The discussion ended there. But it seems clear that everyone agrees that some form of background memory compaction should be implemented. Whether the kernel needs a new set of per-CPU threads, whether it should distribute the work among existing threads as much as possible, or whether some other solution should be found isn't known. Meanwhile, whatever code the next set of patches touches, new input will undoubtedly come from the folks deeply involved in that code. So, the final design of Vlastimil's patches might still be some ways away.

Enabling Per-Subsystem Tracepoints

Tal Shorer noticed that enabling the CONFIG_TRACING option in the kernel would compile tracepoints for all subsystems, even if the user only wanted to test one particular subsystem.
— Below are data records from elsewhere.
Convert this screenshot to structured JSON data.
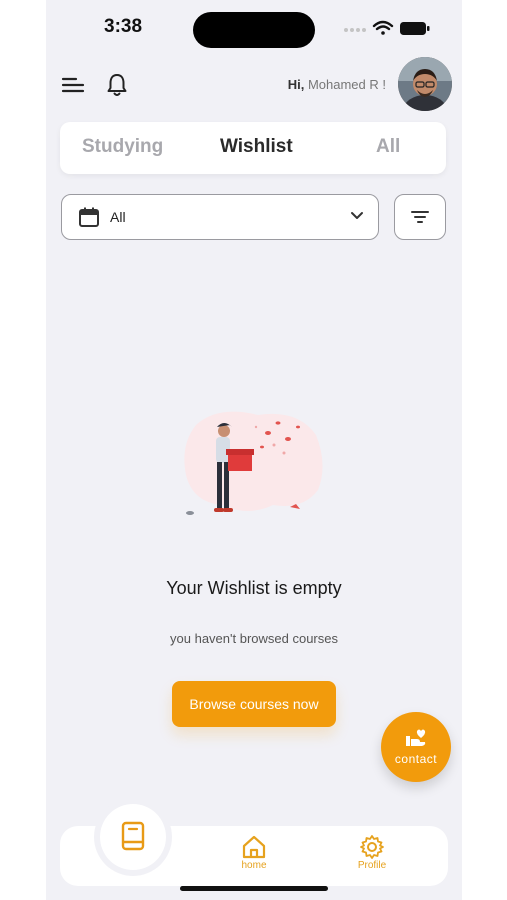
{
  "status_bar": {
    "time": "3:38"
  },
  "header": {
    "greeting_prefix": "Hi,",
    "greeting_name": "Mohamed R !"
  },
  "tabs": [
    {
      "label": "Studying",
      "active": false
    },
    {
      "label": "Wishlist",
      "active": true
    },
    {
      "label": "All",
      "active": false
    }
  ],
  "filter": {
    "date_value": "All"
  },
  "empty_state": {
    "title": "Your Wishlist is empty",
    "subtitle": "you haven't browsed courses",
    "button_label": "Browse courses now"
  },
  "fab": {
    "label": "contact"
  },
  "bottom_nav": {
    "items": [
      {
        "label": "home",
        "icon": "home-icon"
      },
      {
        "label": "Profile",
        "icon": "gear-icon"
      }
    ],
    "center_icon": "book-icon"
  },
  "colors": {
    "accent": "#f29b0c",
    "background": "#f1f1f6",
    "nav_label": "#e6a21e"
  }
}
This caused him enough of a performance penalty that he felt he could never enable CONFIG_TRACING on his system.

He posted a patch to allow users to enable tracepoints on a subsystem-by-subsystem basis, rather than implement this for all subsystems; however, he selected gpio as a sample, saying that if it passed muster, he could create equivalent patches for all other subsystems.

Unfortunately he picked an odd time in the development cycle to post these patches. He posted just before the merge window opened, and Steven Rostedt had to put new code on hold during the merge window. So a couple of weeks passed between the time Tal posted his patches and the time Steven could give them a look-see. Note to all: Don't post new code when a merge window is about to open.

Finally, Steven's biggest suggestion was just to add a comment to part of the code and create a macro to avoid one place that duplicated some code. Tal posted a new version of the code, and that was that.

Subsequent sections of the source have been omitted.